No, there is no single-pass audio process that can invert notes or melodies. Something like Celemony Melodyn Studio could get you started by analyzing all the notes, and then maybe you could embark on a lengthy MIDI inversion process and then try to use the inverted MIDI to re-arrange the audio in Melodyn. That could take a long time.
From a mathematical perspective, it might be doable using Fourier series. (Mono) sound is just a mathematical function, basically saying how the speaker should move.
The Fourier series tells you how much there are of each frequency. One could do some type of inverting around say, A, (440hz), and map each frequency 440+F to 440-F, or, as a function, f(F) = 880-F. That is, the coefficient of cos(n x) is mapped to the coefficient of cos((880-n)x).
If this makes sense from a musical perspective, I don't know. As people mentioned, one should perhaps consider some log scaling.
It is indeed possible, using some old-school analog techniques. But probably not practical unless you are very much an electronics type. The principle sounds a lot like the vocoder described by @Your Uncle Bob, although not nearly as complicated. Basically the audio is subtracted from a fixed carrier frequency and the difference is what you hear. As pitch goes up, the resulting pitch goes down. One possible flaw is that the chosen carrier frequency can add an offset to the pitch, and if there's an fixed offset added to the pitch,then the intervals won't be correct. Then it sounds even stranger, because the harmonics (overtones) won't have the proper intervals, either. Also consider that the overtones will be lower, not higher, adding to the strangeness.

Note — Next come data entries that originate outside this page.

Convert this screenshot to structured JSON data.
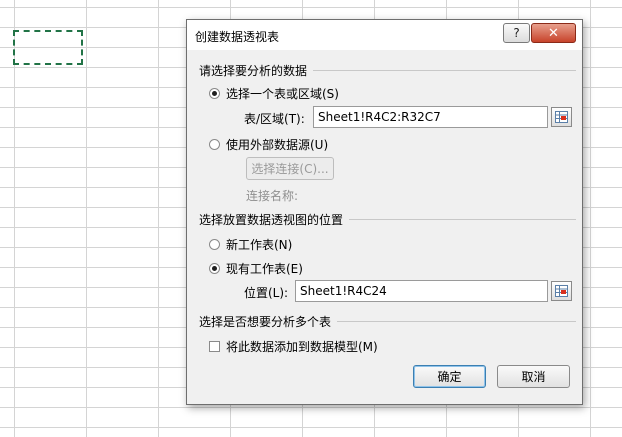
{
  "dialog": {
    "title": "创建数据透视表",
    "help_label": "?",
    "close_label": "✕",
    "section_choose_data": "请选择要分析的数据",
    "radio_select_table": "选择一个表或区域(S)",
    "table_range_label": "表/区域(T):",
    "table_range_value": "Sheet1!R4C2:R32C7",
    "radio_external": "使用外部数据源(U)",
    "choose_connection_label": "选择连接(C)...",
    "connection_name_label": "连接名称:",
    "section_location": "选择放置数据透视图的位置",
    "radio_new_sheet": "新工作表(N)",
    "radio_existing_sheet": "现有工作表(E)",
    "location_label": "位置(L):",
    "location_value": "Sheet1!R4C24",
    "section_multi": "选择是否想要分析多个表",
    "checkbox_data_model": "将此数据添加到数据模型(M)",
    "ok_label": "确定",
    "cancel_label": "取消"
  },
  "selected_source": "table_or_range",
  "selected_location": "existing_sheet",
  "data_model_checked": false,
  "icons": {
    "range_selector": "range-selector-icon"
  },
  "colors": {
    "marquee": "#217346",
    "close_button": "#c7432b",
    "default_button_border": "#3c7fb1"
  }
}
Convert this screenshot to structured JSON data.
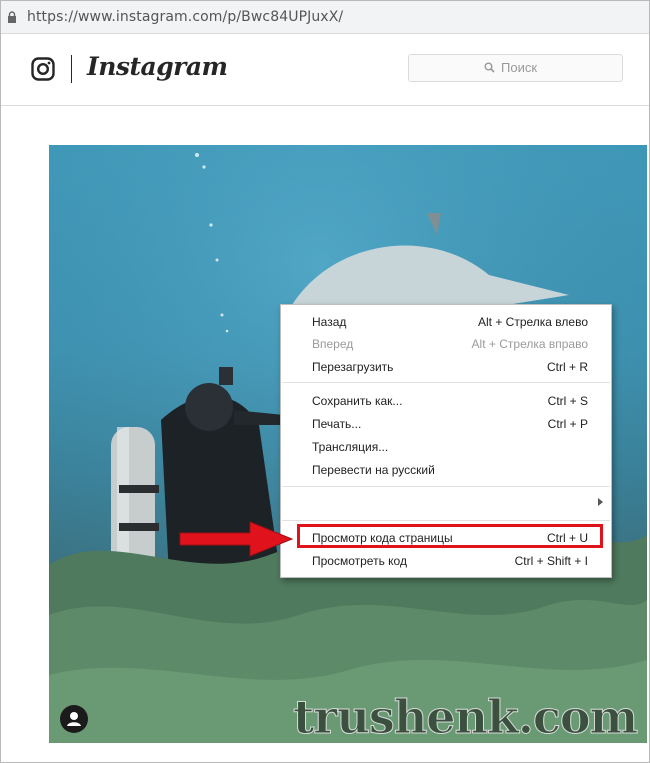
{
  "browser": {
    "url": "https://www.instagram.com/p/Bwc84UPJuxX/"
  },
  "instagram": {
    "logo_text": "Instagram",
    "search_placeholder": "Поиск"
  },
  "context_menu": {
    "items": [
      {
        "label": "Назад",
        "shortcut": "Alt + Стрелка влево",
        "disabled": false
      },
      {
        "label": "Вперед",
        "shortcut": "Alt + Стрелка вправо",
        "disabled": true
      },
      {
        "label": "Перезагрузить",
        "shortcut": "Ctrl + R",
        "disabled": false
      },
      {
        "label": "Сохранить как...",
        "shortcut": "Ctrl + S",
        "disabled": false
      },
      {
        "label": "Печать...",
        "shortcut": "Ctrl + P",
        "disabled": false
      },
      {
        "label": "Трансляция...",
        "shortcut": "",
        "disabled": false
      },
      {
        "label": "Перевести на русский",
        "shortcut": "",
        "disabled": false
      },
      {
        "label": "",
        "shortcut": "",
        "disabled": false
      },
      {
        "label": "Просмотр кода страницы",
        "shortcut": "Ctrl + U",
        "disabled": false
      },
      {
        "label": "Просмотреть код",
        "shortcut": "Ctrl + Shift + I",
        "disabled": false
      }
    ]
  },
  "watermark": "trushenk.com",
  "colors": {
    "highlight": "#e0131c",
    "arrow": "#e0131c"
  }
}
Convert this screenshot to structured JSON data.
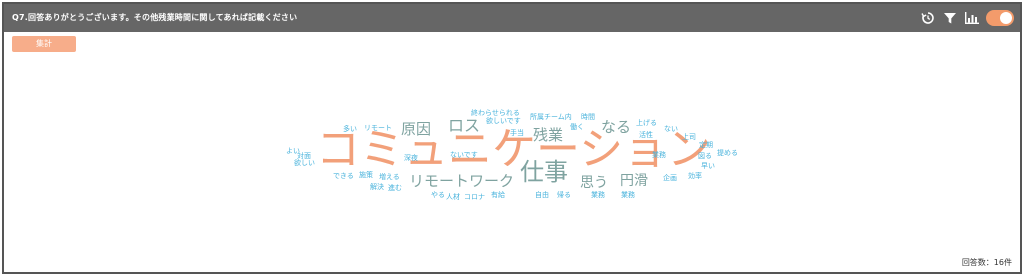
{
  "header": {
    "title": "Q7.回答ありがとうございます。その他残業時間に関してあれば記載ください"
  },
  "toolbar": {
    "icons": [
      "history-icon",
      "filter-icon",
      "bar-chart-icon"
    ],
    "toggle_on": true,
    "accent": "#f39b6b"
  },
  "aggregate_button": {
    "label": "集計"
  },
  "wordcloud": {
    "colors": {
      "large": "#f2a07a",
      "medium": "#7fa3a0",
      "small": "#49b3dc"
    },
    "words": [
      "コミュニケーション",
      "仕事",
      "ロス",
      "原因",
      "残業",
      "なる",
      "思う",
      "円滑",
      "リモートワーク",
      "終わらせられる",
      "欲しいです",
      "手当",
      "所属チーム内",
      "働く",
      "時間",
      "上げる",
      "活性",
      "ない",
      "上司",
      "定期",
      "図る",
      "提める",
      "早い",
      "効率",
      "企画",
      "業務",
      "自由",
      "帰る",
      "業務",
      "有給",
      "人材",
      "コロナ",
      "やる",
      "解決",
      "進む",
      "増える",
      "施策",
      "深夜",
      "できる",
      "対面",
      "よい",
      "欲しい",
      "多い",
      "リモート",
      "ないです",
      "業務"
    ]
  },
  "footer": {
    "response_count": "回答数：16件"
  }
}
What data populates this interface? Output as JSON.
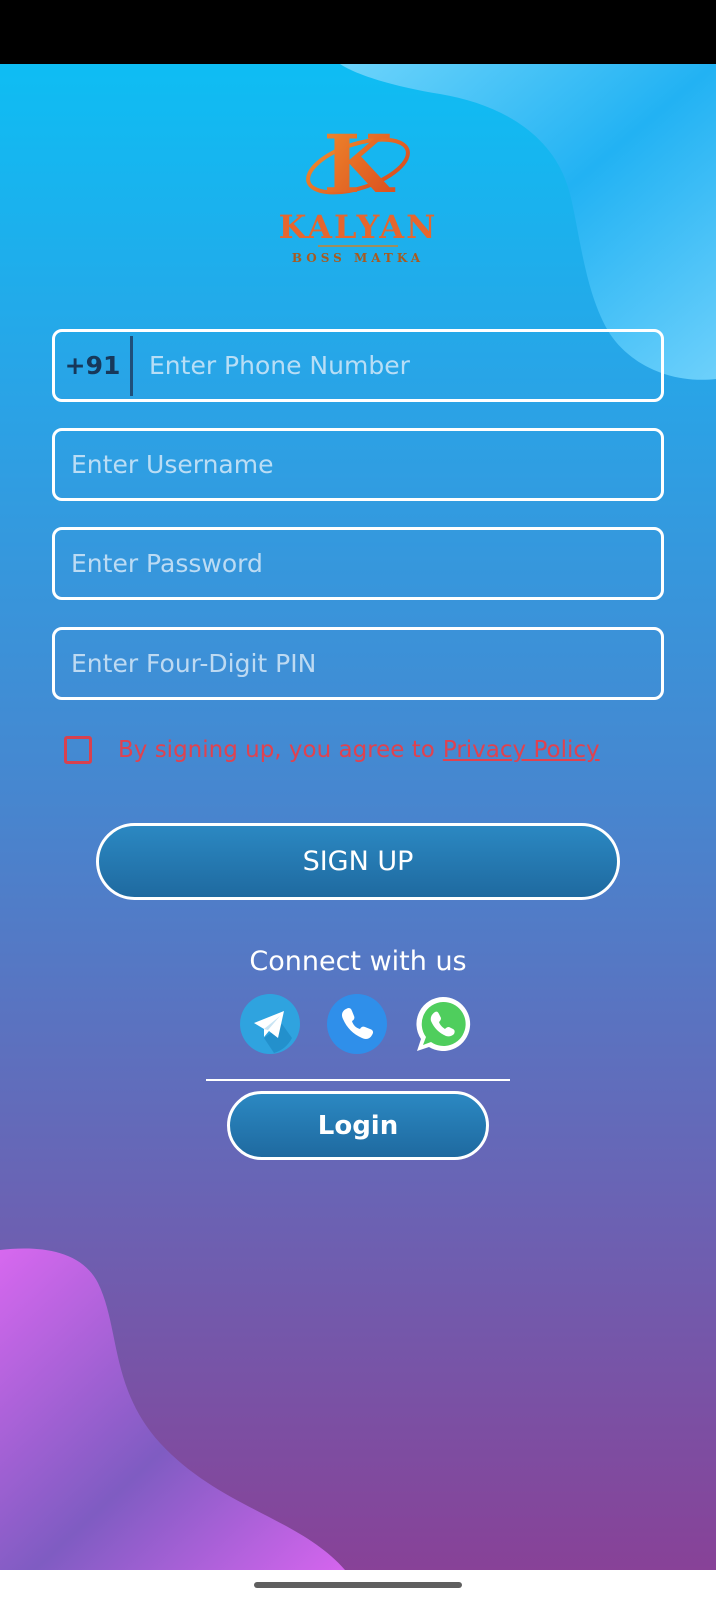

That much strangeness probably makes you want to try it!
The first time I tried this was using a pair of ham radios (I won't explain that one). The second one was a project from an electronics magazine, effectively four diodes (the modulator) and two or three audio transformers. I think this was supposed to be a "voice scrambler". I have heard things called "scramblers" that appeared to do the same thing.
I think in today's world, it will be a lot more practical to use some of the computer-aided techniques cited in the other answers. But I had to point out that long ago, good ol' analog had its own bag of tricks.
This smacks of negative harmony, and I highly recommend you read that post. It's very informative, and one of the processes involved in that discussion is essentially inverting a song about an arbitrary axis, which seems to be what you want. However, though this is possible, I don't know of any software to do it for you, and generally this is a (rather rare) conceptual device used by musicians and applied to music, not just an algorithm that gets applied to existing sheet music to get a new result.